Everyones favourite Tolkien dwarf turned singing superstar, Susan Boyle, was releasing a new album, and whatever pr whiz was in charge of the social media campaign came up with the hashtag “Susan album party” only as we all know with hashtags you cant put spaces in them. So we were left with “susanalbumparty”
I’ll wait here while you read that over a few times.
The worst thing is that this could have been so easily avoided if they just put Boyle in with the hashtag, but alas they did not and the anal bum party was born. I dont know how this wasn’t caught earlier because after just a cursory glance at it, at the very least the word bum leaps out. also, huge bummer (yes!) for anyone named Su that was hoping to really amp up the excitment and promotion for their freaky deaky party on Twitter. Either it was a total bust, or a lot of very confused Susan Boyle fans showed up.
This one went largely unoticed mainly because anyone who was going to celebrate the release of a susan boyle album is likely still convinced that cameras steal your soul, so I doubt they are avid Twitter users.
4. Spaghettios Vs Pearl Harbour
This didnt make much of a blip on the world stage, but it was a really baffling fiasco. It was brought to my attention by my friend Scott who is unhealthly obsessed with the Spagehitt o’s twitter account, Because yes, there is a Spaghettios twitter account. What an exciting time we live in.
In Scotts defence it is really quite something. Everything on it screams that it’s being run by a 46 year old ad executive who has a very loose grasp on how social media as a whole works. This scandal is proof positive of that.

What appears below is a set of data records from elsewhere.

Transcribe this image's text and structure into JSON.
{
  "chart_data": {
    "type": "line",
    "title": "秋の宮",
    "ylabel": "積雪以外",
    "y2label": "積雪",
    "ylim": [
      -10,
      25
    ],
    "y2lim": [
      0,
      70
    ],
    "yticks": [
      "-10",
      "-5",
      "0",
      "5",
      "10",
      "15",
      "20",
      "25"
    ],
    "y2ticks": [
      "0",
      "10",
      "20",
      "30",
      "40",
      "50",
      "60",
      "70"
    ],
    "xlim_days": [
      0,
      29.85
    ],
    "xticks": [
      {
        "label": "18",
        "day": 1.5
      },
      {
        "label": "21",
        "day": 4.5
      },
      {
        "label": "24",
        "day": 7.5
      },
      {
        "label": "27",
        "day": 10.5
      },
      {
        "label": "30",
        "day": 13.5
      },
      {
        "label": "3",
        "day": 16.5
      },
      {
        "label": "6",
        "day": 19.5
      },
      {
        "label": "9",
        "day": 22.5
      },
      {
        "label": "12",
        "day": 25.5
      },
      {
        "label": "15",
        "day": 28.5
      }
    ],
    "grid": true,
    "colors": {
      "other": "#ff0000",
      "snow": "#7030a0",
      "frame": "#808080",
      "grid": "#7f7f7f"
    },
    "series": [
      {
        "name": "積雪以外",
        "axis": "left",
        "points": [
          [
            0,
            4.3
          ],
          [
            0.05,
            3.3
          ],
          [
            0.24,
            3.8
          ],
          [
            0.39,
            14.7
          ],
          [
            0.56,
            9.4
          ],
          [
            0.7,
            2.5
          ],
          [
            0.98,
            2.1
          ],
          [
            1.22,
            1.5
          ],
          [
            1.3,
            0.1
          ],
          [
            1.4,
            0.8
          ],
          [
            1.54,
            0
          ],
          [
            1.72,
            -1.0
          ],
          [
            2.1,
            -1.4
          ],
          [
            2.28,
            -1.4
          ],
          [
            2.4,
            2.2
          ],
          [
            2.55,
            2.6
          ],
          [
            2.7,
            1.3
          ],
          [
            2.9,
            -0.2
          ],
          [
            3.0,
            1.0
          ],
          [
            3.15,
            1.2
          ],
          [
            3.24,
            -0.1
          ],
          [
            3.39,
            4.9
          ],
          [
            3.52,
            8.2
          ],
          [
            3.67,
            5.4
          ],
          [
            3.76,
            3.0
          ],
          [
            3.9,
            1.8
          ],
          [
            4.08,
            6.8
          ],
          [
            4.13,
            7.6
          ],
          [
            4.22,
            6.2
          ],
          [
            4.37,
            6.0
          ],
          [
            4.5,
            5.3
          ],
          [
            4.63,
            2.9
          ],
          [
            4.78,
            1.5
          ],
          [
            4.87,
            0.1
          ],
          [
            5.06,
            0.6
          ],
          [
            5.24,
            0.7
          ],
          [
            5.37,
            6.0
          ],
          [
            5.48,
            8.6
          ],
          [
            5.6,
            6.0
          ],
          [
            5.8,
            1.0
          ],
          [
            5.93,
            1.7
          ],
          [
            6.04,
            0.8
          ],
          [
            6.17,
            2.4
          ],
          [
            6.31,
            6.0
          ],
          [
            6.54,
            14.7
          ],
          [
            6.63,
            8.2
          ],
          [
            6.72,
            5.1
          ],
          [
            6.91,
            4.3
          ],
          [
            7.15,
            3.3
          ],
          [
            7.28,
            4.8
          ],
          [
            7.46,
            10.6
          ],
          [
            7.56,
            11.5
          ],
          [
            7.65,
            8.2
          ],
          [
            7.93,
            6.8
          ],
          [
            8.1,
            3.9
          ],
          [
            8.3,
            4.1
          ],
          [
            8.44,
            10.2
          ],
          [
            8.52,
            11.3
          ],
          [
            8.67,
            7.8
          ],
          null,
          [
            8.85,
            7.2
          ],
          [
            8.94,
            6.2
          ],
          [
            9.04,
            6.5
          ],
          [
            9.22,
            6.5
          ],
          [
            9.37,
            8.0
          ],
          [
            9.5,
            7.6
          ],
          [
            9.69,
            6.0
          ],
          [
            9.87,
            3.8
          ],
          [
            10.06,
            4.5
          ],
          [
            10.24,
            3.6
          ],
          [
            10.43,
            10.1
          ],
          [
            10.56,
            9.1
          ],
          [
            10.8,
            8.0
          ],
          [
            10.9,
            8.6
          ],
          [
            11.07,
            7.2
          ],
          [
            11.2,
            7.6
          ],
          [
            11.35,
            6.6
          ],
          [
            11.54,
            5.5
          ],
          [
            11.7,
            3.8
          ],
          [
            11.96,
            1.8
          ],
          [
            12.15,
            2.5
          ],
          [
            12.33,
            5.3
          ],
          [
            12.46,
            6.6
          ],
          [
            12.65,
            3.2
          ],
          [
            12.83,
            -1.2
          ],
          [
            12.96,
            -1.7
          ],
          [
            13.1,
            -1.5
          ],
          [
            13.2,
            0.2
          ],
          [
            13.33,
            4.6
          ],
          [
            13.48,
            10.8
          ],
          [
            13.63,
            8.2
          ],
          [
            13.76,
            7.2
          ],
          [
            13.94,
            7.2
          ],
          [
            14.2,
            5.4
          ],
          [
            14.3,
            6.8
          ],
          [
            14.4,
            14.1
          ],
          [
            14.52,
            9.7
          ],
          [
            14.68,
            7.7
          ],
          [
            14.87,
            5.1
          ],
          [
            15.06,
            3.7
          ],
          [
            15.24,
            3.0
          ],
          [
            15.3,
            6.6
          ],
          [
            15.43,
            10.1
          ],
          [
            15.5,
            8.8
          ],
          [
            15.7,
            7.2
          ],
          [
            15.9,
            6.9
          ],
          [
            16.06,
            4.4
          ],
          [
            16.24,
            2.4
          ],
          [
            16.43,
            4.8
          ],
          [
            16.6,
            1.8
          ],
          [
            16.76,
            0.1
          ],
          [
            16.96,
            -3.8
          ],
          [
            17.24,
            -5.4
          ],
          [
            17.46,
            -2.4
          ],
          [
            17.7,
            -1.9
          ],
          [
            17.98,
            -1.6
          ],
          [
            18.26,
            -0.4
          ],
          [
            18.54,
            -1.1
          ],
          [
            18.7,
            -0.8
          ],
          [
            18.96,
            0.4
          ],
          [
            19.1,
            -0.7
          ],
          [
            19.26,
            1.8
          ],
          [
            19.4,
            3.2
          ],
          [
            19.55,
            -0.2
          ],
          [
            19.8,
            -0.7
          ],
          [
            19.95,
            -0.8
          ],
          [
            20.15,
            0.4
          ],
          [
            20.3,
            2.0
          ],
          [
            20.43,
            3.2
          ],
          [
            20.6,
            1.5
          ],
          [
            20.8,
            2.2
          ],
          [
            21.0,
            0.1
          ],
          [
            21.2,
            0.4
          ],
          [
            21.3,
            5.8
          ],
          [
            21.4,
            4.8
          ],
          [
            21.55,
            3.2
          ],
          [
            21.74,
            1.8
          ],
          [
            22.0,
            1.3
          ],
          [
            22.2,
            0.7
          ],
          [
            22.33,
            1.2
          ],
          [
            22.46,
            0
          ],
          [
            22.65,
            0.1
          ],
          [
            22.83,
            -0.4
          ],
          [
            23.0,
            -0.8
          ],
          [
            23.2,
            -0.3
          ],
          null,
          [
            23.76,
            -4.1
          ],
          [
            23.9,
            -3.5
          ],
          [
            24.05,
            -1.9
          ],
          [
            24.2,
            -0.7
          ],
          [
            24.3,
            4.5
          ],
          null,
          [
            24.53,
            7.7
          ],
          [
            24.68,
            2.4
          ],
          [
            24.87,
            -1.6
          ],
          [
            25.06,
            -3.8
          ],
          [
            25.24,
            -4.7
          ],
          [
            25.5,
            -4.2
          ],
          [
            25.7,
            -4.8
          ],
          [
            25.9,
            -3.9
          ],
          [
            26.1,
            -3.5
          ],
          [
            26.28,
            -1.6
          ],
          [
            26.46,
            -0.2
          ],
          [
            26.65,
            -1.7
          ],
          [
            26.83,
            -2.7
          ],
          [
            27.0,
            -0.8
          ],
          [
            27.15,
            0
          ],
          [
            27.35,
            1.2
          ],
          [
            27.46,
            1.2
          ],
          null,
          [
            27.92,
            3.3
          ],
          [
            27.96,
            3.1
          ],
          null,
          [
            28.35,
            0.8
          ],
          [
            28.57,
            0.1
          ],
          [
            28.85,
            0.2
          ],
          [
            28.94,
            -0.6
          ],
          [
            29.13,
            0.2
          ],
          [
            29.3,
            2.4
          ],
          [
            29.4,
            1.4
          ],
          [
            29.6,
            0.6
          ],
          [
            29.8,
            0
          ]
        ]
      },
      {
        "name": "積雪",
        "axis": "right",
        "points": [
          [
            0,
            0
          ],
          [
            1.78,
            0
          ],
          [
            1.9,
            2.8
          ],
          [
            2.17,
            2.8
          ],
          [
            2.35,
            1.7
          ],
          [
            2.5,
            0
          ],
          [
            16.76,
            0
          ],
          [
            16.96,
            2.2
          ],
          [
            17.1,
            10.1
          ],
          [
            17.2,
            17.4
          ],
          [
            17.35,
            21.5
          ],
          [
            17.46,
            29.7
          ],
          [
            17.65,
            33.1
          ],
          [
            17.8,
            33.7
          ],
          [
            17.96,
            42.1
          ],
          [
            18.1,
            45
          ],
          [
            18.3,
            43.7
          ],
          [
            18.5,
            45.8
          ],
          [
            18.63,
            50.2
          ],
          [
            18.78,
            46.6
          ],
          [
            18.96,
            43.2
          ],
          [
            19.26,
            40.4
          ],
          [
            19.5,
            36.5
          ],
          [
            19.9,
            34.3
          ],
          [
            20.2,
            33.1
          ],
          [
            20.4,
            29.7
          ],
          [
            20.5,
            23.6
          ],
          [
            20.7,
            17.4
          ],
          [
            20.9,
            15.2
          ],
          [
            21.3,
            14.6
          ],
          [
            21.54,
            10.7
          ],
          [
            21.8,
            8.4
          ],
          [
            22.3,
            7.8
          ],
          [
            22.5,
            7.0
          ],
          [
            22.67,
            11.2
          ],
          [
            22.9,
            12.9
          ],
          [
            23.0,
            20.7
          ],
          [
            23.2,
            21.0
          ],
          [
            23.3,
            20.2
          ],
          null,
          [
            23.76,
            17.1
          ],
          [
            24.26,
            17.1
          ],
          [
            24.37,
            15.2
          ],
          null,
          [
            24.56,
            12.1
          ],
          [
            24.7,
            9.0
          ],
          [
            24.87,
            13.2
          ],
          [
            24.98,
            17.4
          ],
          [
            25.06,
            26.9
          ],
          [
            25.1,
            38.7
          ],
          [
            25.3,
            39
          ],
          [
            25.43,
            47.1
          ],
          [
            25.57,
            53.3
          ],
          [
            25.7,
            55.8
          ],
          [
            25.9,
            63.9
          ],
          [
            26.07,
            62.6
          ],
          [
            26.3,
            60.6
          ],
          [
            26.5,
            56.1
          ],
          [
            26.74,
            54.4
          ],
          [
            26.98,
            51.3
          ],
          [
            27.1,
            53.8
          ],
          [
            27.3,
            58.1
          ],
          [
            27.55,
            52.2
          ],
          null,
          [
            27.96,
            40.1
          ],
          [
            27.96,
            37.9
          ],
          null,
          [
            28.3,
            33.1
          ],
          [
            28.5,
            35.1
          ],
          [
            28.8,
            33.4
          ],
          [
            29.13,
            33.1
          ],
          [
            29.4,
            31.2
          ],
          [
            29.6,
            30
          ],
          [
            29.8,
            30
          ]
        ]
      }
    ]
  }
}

On the anniversary of the attack on Pearl Harbour this is what Spagehitti o’s decided to tweet:
The cartoon image of a gigantic pasta ring shaking an American flag really sums up the entire tragedy of Pearl Harbour. My favourite part about it is that its tongue is sticking out and licking its horrible gaping maw of pasta in demented delight about the whole situation. I say “it” because theres no way this thing has genitals and if it does, I dont want to know about it.
The utter idiocy involved in this is mind blowing. There were several steps to this. Someone came up with the idea, and told someone to draw it, and then unleash it on the entire world and no one at any point stopped and said “what are we doing. We sell pasta” Spaghettios should stick to doing what they do best: selling mediocre pasta dishes to poor people. this is a perfect example of why Twitter is not for everyone.
The company quickly pulled it down and apologized but since its the internet, that hilariously upsetting image is still out there. Luckily for Spaghettios no one has cared about them since 1963 and they remained relatively unscathed. But it gave us something so much more. Years later we can look back and say “Remember when the social media account for a pasta company released an insensitive drawing of their mascot to commemerate the horrible events that occured at Pearl Harbour?” and that my friends is something money cannot buy.